Scott Moorhouse

Personal information
- Nationality: British
- Born: 24 May 1989 (age 37) Ipswich, England
- Website: www.scottmoorhouse.co.uk

Sport
- Country: Great Britain
- Sport: Athletics
- Event: F42 Javelin
- Club: Windsor, Slough, Eton and Hounslow Athletic Club
- Coached by: Dan Pfaff

Achievements and titles
- Paralympic finals: 2012 Summer
- Personal best: Javelin: 50.08m

= Scott Moorhouse =

British Paralympic athlete

Scott Moorhouse (born 24 May 1989) is a Paralympian track and field athlete from England competing mainly in category F42 javelin throw. He represented Great Britain at the 2012 Paralympic Games in London.

==Biography==
Moorhouse was born, Scott Paul William Durst, in Ipswich in 1989. At the age of six weeks a severe burn resulted in the amputation of his left leg through the knee. In 2008, while working in telecommunications, Moorhouse's manager heard a radio promotion from Paralympic GB who were running a talent day in London. He gave Moorhouse the day off to attend, and Moorhouse showed promise in several different disciplines at the meet. He decided to follow athletics and began training in 2009 with Windsor, Hounslow and Eton Athletics Club, showing promise in both the sprint and throwing events.

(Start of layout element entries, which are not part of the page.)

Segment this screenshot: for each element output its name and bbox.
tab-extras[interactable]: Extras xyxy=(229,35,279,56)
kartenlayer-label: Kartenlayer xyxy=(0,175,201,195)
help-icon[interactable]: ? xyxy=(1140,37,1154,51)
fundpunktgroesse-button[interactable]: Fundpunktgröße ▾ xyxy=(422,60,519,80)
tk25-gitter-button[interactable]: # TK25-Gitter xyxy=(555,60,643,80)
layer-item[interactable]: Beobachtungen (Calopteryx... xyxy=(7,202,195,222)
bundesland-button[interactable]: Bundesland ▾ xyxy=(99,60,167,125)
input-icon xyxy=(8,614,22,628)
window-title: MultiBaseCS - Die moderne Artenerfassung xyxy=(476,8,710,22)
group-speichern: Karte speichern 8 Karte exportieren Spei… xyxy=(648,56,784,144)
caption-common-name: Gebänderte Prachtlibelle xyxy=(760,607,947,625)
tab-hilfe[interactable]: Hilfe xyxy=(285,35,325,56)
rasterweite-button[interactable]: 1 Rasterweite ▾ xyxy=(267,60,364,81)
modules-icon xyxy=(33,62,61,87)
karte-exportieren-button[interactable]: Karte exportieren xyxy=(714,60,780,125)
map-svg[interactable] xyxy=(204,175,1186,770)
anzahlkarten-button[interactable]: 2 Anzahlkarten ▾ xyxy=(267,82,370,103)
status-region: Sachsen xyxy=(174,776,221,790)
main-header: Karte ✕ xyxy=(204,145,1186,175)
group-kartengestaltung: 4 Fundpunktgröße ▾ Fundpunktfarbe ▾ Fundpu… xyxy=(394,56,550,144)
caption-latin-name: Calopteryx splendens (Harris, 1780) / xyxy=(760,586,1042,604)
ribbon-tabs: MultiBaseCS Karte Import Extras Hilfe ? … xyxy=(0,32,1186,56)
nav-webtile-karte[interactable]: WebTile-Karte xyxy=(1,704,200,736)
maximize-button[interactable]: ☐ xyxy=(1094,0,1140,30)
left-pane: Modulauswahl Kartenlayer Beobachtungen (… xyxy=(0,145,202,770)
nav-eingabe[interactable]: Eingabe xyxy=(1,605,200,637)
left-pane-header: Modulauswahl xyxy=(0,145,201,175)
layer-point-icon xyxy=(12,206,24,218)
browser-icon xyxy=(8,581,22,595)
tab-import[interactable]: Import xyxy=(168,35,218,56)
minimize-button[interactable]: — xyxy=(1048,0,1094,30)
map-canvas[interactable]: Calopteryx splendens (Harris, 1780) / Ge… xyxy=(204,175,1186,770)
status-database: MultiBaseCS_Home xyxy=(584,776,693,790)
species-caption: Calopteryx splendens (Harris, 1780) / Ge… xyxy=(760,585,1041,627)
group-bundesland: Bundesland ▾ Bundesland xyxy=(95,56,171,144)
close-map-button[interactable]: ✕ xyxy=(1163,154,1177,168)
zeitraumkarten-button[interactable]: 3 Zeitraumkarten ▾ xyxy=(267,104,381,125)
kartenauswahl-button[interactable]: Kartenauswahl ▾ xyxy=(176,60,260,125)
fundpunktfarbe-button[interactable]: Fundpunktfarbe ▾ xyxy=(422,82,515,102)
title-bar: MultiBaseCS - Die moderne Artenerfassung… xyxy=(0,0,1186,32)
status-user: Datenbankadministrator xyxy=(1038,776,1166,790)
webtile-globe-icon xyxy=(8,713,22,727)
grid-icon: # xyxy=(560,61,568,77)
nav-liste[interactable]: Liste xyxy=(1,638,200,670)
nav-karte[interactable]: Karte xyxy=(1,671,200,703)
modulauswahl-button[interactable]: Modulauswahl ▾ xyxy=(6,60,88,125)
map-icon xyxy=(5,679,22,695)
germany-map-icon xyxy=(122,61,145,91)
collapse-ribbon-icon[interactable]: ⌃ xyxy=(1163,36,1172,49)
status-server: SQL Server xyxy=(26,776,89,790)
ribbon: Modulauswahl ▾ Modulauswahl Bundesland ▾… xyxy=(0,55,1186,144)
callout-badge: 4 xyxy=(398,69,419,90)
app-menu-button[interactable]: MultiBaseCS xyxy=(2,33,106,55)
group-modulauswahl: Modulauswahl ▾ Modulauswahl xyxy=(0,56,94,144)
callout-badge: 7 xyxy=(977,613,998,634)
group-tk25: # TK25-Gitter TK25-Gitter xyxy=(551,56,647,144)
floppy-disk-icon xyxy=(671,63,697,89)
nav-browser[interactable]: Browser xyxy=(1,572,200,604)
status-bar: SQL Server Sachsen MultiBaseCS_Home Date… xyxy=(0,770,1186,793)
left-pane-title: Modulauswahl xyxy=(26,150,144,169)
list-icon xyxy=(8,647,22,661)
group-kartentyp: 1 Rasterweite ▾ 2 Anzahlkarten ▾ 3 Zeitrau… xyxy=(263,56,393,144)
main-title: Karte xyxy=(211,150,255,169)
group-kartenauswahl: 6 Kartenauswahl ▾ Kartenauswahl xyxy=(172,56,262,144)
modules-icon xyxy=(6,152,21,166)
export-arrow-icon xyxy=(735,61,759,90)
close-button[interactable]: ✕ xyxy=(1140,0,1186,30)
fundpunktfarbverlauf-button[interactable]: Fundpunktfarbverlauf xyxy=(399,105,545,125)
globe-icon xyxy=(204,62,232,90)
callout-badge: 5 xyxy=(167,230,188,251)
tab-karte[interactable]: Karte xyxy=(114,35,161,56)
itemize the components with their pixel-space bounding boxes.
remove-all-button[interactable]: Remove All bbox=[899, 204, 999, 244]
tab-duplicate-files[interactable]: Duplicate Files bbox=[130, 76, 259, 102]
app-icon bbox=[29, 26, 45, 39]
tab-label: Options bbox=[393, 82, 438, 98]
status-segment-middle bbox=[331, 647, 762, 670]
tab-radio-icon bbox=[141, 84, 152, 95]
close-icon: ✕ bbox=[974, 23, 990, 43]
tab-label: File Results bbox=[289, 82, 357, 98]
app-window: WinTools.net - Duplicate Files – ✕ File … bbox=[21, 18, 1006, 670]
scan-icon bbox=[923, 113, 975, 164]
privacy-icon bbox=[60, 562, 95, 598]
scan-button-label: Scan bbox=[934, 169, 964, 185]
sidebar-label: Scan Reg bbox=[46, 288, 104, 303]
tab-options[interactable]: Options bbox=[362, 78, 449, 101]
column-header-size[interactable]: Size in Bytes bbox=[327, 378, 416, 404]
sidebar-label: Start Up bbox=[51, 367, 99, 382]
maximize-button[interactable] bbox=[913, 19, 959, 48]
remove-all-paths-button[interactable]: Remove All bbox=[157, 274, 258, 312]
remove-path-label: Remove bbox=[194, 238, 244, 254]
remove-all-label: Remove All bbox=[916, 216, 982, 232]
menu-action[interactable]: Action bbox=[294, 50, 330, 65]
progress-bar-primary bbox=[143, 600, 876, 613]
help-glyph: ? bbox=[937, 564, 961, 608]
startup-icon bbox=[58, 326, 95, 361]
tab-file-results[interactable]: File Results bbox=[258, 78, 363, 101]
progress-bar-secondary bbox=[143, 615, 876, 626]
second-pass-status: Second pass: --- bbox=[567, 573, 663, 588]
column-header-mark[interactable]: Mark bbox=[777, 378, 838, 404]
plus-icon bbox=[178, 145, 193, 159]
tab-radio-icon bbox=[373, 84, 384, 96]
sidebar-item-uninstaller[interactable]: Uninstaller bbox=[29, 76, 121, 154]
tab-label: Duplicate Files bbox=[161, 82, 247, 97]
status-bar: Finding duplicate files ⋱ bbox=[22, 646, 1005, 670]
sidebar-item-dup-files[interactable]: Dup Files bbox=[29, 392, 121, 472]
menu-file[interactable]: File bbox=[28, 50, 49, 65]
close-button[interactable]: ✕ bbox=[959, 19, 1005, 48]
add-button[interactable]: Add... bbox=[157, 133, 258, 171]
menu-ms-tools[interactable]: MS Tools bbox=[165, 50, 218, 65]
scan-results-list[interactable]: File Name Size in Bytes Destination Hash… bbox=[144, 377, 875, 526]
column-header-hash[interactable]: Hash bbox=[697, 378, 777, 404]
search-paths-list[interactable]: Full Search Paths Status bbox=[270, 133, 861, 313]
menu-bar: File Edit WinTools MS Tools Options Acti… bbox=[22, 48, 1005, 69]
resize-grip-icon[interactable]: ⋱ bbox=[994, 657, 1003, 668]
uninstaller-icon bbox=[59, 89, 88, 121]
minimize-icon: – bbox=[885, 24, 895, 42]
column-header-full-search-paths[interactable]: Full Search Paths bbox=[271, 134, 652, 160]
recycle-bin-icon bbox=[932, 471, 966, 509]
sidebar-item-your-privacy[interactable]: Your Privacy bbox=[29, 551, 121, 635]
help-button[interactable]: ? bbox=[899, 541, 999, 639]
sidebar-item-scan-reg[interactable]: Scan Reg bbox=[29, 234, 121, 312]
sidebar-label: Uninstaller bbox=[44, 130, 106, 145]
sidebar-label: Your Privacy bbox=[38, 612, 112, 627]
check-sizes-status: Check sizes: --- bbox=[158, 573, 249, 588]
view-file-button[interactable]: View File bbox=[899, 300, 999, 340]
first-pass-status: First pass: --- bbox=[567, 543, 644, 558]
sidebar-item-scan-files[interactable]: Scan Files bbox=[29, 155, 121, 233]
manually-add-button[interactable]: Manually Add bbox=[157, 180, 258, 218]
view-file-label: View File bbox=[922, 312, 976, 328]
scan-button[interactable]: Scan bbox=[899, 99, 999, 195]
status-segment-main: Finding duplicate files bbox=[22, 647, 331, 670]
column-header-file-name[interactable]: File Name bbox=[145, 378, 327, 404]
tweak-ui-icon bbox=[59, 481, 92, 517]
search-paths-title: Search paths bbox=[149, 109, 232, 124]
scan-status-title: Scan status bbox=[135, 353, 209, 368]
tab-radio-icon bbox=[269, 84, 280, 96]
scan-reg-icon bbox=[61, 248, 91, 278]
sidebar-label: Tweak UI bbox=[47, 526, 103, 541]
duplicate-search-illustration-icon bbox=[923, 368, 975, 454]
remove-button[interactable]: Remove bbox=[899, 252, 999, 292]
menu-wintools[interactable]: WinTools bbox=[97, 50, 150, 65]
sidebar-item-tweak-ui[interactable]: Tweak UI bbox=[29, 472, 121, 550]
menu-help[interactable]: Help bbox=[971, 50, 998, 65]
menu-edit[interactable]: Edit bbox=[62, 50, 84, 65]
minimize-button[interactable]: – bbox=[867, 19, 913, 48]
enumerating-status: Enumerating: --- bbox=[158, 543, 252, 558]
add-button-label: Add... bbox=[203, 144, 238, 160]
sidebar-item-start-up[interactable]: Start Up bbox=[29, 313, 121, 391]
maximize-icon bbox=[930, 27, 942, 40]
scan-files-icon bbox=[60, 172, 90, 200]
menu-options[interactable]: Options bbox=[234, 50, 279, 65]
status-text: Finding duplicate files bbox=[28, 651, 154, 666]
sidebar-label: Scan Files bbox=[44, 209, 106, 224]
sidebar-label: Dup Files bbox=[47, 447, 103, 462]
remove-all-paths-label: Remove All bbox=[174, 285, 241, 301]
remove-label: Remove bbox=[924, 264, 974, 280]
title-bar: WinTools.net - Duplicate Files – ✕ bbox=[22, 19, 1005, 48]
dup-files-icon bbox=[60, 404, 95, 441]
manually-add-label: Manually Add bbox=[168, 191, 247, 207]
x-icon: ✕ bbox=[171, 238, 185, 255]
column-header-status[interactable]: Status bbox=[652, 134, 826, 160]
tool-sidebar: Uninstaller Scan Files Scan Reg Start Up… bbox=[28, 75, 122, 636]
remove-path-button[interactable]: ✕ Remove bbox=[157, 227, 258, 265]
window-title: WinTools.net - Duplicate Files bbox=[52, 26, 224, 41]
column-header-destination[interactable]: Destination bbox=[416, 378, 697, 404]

In June 2010 he threw 41.25 to come fourth in a senior meet in Cardiff, and followed this with a second place in the World Junior Championship in the Czech Republic. In 2011 he was part of the Great Britain squad that travelled to Christchurch in New Zealand to take part in the IPC Athletic Championships, he finished 4th in the F42 javelin, throwing 38.31. In April he attended his second Junior World Championship, this time finishing third. Despite having to miss training to concentrate on his academic studies beforehand, his results in an IWAS Series meet in Stadskanaal in the Netherlands saw Moorhouse beat his personal best with three of his throws. His best of the three, 45.75m, was enough to give him first place. Then, two weeks later in Cardiff, he threw a 47.33 which pushed him up the global rankings.

In 2012, and now running with a Cheeteh Flex-Foot, Moorhouse was selected as part of the Great Britain team to compete in the 2012 Summer Paralympics in the F42 javelin. He made the final, but despite a season's best of 45.30m he finished seventh.